"Pekala," dedi James pazar akşamı. "Onlardan öcümüzü nasıl alacağız?"
"Kimlerden öç alacağız?" dedi Peter, başını kaldırmadan, notlarının arasında bir şey arayarak.
Gryffindor ortak salonundaydılar, McGonagall'ın verdiği ödevlerini yapmaya çalışıyorlardı. Biçim değiştirmenin temel yasaları üzerine 14 inçlik (36 cm ) ödev yazmaları gerekiyordu. Sirius ve James kendi ödevlerini bitirmişlerdi, Peter en az 6 incini tamamlamıştı ve Remus daha başlamamıştı.
"Slytherinlerden." diye tısladı James. "Gelişmeleri takip et, Pete."
"Slytherinlerin hepsinden değil " diye sordu Peter endişeli gelen bir sesle "Sadece Snape ve Mulciber'dan, değil mi?"
"Hepsinden." diye onayladı Sirius. Paylaştıkları masanın altından henüz çıkmış ve bir parça parşömen doğrultmuştu Peter'a. " Aradığın şey bu mu?"
"Teşekkürler!" dedi Peter. Parşömeni tuttu, biraz rahatlamıştı. "Neredeyse bitirmiştim..."
"Sen ödevini bitirdin mi Lupin?" dedi Sirius ona bakarak. Remus kitabını açmıştı ancak pek bakmamıştı. Bir akşam kendini kütüphaneye kapatıp düzgünce okumaya çalışmayı düşünüyordu- eğer gerçekten, gerçekten odaklanırsa okuyabilirdi.

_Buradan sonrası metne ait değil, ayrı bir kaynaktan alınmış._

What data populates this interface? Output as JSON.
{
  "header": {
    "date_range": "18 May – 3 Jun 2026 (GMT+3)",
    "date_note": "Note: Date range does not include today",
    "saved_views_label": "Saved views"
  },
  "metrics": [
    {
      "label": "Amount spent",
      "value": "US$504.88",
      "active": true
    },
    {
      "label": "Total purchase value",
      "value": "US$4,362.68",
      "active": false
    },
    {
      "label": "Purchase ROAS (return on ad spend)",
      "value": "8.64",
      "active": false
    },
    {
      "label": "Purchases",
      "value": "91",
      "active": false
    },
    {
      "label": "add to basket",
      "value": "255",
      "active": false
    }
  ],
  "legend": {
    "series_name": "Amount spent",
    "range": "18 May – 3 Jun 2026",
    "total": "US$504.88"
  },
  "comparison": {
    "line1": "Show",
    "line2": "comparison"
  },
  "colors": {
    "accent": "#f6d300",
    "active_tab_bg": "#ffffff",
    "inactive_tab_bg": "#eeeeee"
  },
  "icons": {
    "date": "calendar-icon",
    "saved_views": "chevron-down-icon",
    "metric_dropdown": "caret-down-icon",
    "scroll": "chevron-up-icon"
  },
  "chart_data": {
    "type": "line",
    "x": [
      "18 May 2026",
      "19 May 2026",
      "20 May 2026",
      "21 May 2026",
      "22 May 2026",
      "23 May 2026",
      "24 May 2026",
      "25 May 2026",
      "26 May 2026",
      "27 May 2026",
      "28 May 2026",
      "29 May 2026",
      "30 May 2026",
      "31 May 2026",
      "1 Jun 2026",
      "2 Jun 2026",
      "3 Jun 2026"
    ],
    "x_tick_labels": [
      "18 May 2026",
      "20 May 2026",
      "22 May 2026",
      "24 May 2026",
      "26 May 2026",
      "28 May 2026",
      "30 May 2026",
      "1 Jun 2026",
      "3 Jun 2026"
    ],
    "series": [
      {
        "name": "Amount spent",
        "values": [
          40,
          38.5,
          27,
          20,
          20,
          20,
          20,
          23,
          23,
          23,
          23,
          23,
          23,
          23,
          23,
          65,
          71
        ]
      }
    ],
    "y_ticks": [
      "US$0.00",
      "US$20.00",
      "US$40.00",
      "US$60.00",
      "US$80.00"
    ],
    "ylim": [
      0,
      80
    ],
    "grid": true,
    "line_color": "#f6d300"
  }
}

Ancak eline böyle bir fırsat geçmemişti ve dürüst olmak gerekirse o da pek istememişti. İksir dersinden beri dördü gerçekten yakın arkadaşlar olmuşlardı ve bunu kaçırmak istemiyordu.
"Hayır," diye omuz silkti Sirius'a yanıt olarak. "Uğraşamam."
"Yardıma ihtiyacın olursa bize söyle."
"İstersen benimkini kopyalayabilirsin." dedi James ödevini masanın üzerinden Remus'a iterek. Remus dişlerini gıcırdatarak onu geri itti.
"Böyle iyi, aptal değilim."
"Kimse öyle olduğunu söylemedi." diye yanıtladı James üstünkörü. Sirius hala ona bakıyordu gerçi. Remus ona vurmak istedi ancak fazla saldırgan olmamaya çalışıyordu - James ve Sirius bazen güreşiyorlardı ancak asla o ve Snape gibi birbirlerini gerçekten incitmeye çalışmamışlardı. Kendisini öfkesini yutmaya zorladı ve yumruk atmak yerine konuyu değiştirmeyi seçti.
"Yataklarına kaşıntı tozu serpebiliriz." diye önerdi. Onun da başına gelmişti bir defasında Tam bir hafta boyunca kaşınmış ve dolunay gecesi cildini her zamankinden daha çok paralamıştı. "Ya da elbiselerinin üzerine... Eğer bir şekilde çamaşırları kimin yıkadığını bulabilirsek. "
Bu Remus için büyük bir endişe konusu haline gelmişti - kirli çamaşırları öylece ortadan kaybolmuş ve sonra temizlenmiş ve katlanıp sandıklarına yerleştirilmiş olarak tekrar ortaya çıkmışlardı. Odalarında kimseye rastlamamış ve buna asla anlam verememişti.
"Bunu sevdim." diye yanıtladı James tüy kalemini çiğneyerek. "Hiç kaşıntı tozu olan var mı o zaman?" Üç çocuk da kafalarını salladılar.
"Zonko'dan sipariş verebilirim." diye ekledi Sirius.
"Baykuşunu ödünç almama izin verirsen, James, annem yerleştirmeden sonra benimkine el koydu."
"Sanırım." diye yanıtladı James. "Yine de keşke daha çabuk yapabilseydik, biliyorsunuz, demir sıcakken dövülür."
"Kaşıntı tozu almanıza gerek yok" dedi Remus aniden gelen bir beyin dalgası ile. "Serada kuş burnu var mıdır sizce?"
"Evet" dedi Peter kafası hala ödevine gömülmüş haldeyken. "Şifalı iksirler - eklem ağrılarına iyi gelenler için sanırım."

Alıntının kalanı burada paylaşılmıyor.